Making thousands of applications unavailable

Jul 3, 2009 08:25 GMT  ·  By

Google App Engine, the cloud-based application hosting and development service, was down for over six hours yesterday. The service started having problems at around 6:30 am Pacific Time (PT) and shortly afterwards went down in “unplanned maintenance mode” while Google engineers worked hard to get to the root of the problem. Full service was restored six hours later.

"Today at 8 am PT datastore access for App Engine applications was affected due to a cluster-wide issue," a Google representative stated after the incident, also saying that most of the issue actually lasted about four and a half hours. "The team identified and fixed the underlying problem and service has now been restored. We apologize for the inconvenience and encourage anyone having technical difficulty to visit the System Status Dashboard or the Downtime Notify Group, which are both linked from the Google App Engine Community site."

The first issues popped up at around 6:30 am PT but they only started to become widespread at around 8 am, affecting all applications accessing the Datastore. A few minutes later the Apps Engine went into read-only mode with all Datastore and memcache writes disabled. This was followed by an all-out downtime as none of the apps using the service were available. All of the problems were fixed by 12:35.
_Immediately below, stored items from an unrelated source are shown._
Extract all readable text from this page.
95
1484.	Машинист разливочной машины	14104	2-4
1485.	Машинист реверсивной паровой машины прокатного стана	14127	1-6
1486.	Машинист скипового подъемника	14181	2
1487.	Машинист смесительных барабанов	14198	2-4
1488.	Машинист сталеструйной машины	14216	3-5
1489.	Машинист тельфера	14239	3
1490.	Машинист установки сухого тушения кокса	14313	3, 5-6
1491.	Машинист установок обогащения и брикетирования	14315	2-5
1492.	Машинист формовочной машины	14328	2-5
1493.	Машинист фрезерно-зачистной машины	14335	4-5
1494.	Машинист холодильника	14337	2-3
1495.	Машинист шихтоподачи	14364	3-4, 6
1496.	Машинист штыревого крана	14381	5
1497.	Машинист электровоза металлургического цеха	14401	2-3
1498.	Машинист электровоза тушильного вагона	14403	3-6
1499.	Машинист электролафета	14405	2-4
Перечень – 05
Google Apps Engine is the Internet giant's answer to cloud-computing and while enterprise services may not be Google's traditional expertise area the product was adopted by a large number of projects. So, because of the nature of the service, a large number of applications were affected and many developers were not happy with the outage. While bugs in computer software aren't exactly anything new and they aren't going to go away anytime soon when they hit a service of this magnitude people aren't going to be happy.